Why? Imagine Ethereum’s worst kinks in 2021—high gas fees, failed mints, confusing UX — now 10x it.

That’s because Ethereum doesn’t have Account Abstraction enabled at the L1.

Yoav Wiess is a security researcher at the Ethereum Foundation and has been leading the charge behind ERC-4337, which aims to bring Account Abstraction to the Ethereum L1.

In order to learn about AA and SCWs, I encourage you to watch my interview below with Yoav!

Meanwhile, the frontier of SCW innovation has been on L2s for a long time now, specifically zkL2s.

Why specifically zkRollups, and not Optimistic Rollups (ORUs)?

ORUs like Optimism and Arbitrum are trying to be Ethereum equivalent. And since Ethereum doesn’t have AA enabled, neither do our current crop of ORUs.

Right now, 99% of all wallets are EOAs.
Eventually, 99% of all wallets will be SCWs.

SCW proliferation will go: ZK-Rollups → ORUs → Ethereum L1

This is one of the many reasons why crypto-innovation will always be on the L2 frontier; L2s can adapt and innovate faster than the L1. They can also accelerate the integration of L2 EIPs at the L1 level, as L2s produce production-level testnets for EIPs like AA. Read more about this phenomenon here.
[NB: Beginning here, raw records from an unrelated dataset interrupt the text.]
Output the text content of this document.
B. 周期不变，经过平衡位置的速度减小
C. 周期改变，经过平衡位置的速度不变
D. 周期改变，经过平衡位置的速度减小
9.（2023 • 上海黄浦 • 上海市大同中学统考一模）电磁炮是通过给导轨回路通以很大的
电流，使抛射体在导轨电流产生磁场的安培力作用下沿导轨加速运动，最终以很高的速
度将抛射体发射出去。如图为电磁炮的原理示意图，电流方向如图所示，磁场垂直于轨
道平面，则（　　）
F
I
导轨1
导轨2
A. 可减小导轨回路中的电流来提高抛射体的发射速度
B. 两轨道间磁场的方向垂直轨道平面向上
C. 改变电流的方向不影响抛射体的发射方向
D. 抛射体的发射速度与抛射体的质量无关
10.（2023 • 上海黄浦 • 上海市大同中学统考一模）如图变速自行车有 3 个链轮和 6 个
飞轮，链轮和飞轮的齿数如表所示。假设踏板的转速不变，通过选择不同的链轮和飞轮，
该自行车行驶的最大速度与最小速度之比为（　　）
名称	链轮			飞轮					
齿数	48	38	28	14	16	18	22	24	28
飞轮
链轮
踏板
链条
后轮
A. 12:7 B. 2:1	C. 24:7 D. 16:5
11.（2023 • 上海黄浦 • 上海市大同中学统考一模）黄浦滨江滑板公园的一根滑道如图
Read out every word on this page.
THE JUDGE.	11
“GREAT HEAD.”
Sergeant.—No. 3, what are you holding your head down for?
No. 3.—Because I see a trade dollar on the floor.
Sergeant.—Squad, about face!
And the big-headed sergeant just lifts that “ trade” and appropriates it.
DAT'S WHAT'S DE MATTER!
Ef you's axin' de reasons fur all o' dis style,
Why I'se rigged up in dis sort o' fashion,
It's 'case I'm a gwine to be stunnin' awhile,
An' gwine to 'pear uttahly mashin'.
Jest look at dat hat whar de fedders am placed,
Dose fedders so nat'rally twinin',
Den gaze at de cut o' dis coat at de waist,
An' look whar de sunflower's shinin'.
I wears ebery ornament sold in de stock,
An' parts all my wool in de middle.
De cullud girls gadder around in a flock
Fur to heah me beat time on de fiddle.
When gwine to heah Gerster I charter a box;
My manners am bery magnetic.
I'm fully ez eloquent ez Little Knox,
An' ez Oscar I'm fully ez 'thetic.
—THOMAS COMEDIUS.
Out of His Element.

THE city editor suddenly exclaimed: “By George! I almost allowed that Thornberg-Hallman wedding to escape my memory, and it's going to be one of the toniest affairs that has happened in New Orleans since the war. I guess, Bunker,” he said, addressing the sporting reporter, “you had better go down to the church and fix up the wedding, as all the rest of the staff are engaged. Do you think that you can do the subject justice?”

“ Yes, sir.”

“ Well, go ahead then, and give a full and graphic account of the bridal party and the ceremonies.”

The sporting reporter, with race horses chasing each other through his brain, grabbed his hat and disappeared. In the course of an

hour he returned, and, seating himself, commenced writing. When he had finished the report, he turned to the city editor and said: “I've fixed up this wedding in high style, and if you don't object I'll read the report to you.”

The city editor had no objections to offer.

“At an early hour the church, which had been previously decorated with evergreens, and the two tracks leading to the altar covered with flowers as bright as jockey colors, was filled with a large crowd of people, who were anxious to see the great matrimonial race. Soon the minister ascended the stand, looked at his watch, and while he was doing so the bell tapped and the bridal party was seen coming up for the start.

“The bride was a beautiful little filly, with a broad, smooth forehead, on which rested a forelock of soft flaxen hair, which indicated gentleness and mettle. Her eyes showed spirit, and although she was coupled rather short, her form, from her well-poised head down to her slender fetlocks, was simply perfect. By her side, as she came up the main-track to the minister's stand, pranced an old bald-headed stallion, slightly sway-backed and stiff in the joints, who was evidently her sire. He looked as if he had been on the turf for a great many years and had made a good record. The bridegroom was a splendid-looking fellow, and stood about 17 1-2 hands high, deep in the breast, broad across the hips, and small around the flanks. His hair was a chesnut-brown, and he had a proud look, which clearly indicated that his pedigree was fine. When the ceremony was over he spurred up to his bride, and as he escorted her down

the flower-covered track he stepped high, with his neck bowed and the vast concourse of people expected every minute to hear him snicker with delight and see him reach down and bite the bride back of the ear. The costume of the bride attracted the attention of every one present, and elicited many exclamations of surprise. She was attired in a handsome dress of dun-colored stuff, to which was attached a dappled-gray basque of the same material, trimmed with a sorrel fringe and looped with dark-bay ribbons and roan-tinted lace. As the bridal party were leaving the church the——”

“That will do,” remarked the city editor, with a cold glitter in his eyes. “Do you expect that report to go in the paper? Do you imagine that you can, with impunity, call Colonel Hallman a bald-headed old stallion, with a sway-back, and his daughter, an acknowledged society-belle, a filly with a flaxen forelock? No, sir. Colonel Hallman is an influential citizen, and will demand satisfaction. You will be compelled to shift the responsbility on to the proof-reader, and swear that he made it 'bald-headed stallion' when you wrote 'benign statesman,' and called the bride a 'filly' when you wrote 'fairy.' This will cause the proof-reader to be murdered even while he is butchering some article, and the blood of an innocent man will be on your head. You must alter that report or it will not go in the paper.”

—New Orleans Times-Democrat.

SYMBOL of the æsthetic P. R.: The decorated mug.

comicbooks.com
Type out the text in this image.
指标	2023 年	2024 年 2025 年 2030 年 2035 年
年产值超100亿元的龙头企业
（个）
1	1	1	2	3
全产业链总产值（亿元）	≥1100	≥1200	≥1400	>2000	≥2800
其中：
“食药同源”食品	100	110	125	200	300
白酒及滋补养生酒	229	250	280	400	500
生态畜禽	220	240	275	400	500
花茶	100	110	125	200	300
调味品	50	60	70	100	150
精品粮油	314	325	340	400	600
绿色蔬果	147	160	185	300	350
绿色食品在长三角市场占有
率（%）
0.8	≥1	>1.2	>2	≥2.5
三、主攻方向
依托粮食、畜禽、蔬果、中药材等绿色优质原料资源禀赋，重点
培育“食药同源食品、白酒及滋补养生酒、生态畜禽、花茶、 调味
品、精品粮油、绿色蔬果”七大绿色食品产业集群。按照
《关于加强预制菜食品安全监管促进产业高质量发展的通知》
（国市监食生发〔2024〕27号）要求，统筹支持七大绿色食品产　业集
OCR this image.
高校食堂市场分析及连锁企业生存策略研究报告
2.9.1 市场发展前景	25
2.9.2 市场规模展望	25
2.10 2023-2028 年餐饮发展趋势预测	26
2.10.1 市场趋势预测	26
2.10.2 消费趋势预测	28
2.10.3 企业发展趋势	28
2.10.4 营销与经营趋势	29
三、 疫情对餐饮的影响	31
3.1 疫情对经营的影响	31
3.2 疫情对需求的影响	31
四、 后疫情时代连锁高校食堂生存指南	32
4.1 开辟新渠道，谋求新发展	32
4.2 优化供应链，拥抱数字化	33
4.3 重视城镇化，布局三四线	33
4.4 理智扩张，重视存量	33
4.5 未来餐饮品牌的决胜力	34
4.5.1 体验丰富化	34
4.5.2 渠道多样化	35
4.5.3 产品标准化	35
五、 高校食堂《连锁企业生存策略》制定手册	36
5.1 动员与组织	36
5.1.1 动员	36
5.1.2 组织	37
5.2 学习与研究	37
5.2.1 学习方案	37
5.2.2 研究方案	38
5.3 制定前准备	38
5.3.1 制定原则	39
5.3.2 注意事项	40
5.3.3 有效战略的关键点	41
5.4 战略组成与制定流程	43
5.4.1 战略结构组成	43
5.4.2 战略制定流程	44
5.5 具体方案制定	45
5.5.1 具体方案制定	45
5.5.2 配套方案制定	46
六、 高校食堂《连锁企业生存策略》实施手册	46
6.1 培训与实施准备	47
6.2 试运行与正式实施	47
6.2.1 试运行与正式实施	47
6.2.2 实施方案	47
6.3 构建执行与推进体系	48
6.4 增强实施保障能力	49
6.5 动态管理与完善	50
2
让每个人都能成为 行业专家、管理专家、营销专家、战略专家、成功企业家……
If you want to hear the Founder and CEO of Braavos talk about SCWs on Starknet, check out my interview with him below.

P.S. I hope you enjoyed the comical level of acronym usage in this section. This is how you can tell we have lots of abstraction left to clear up before crypto reaches mass adoption.

5. zk-Rollups don’t use Zero Knowledge Proofs 😦

Yep.

I remember learning this once a long time ago, but have since forgotten about this fun fact in the chaos of crypto.

ZKPs are specifically about hiding knowledge. Any ZKP is also a validity proof, but ZKPs also hide information along the way.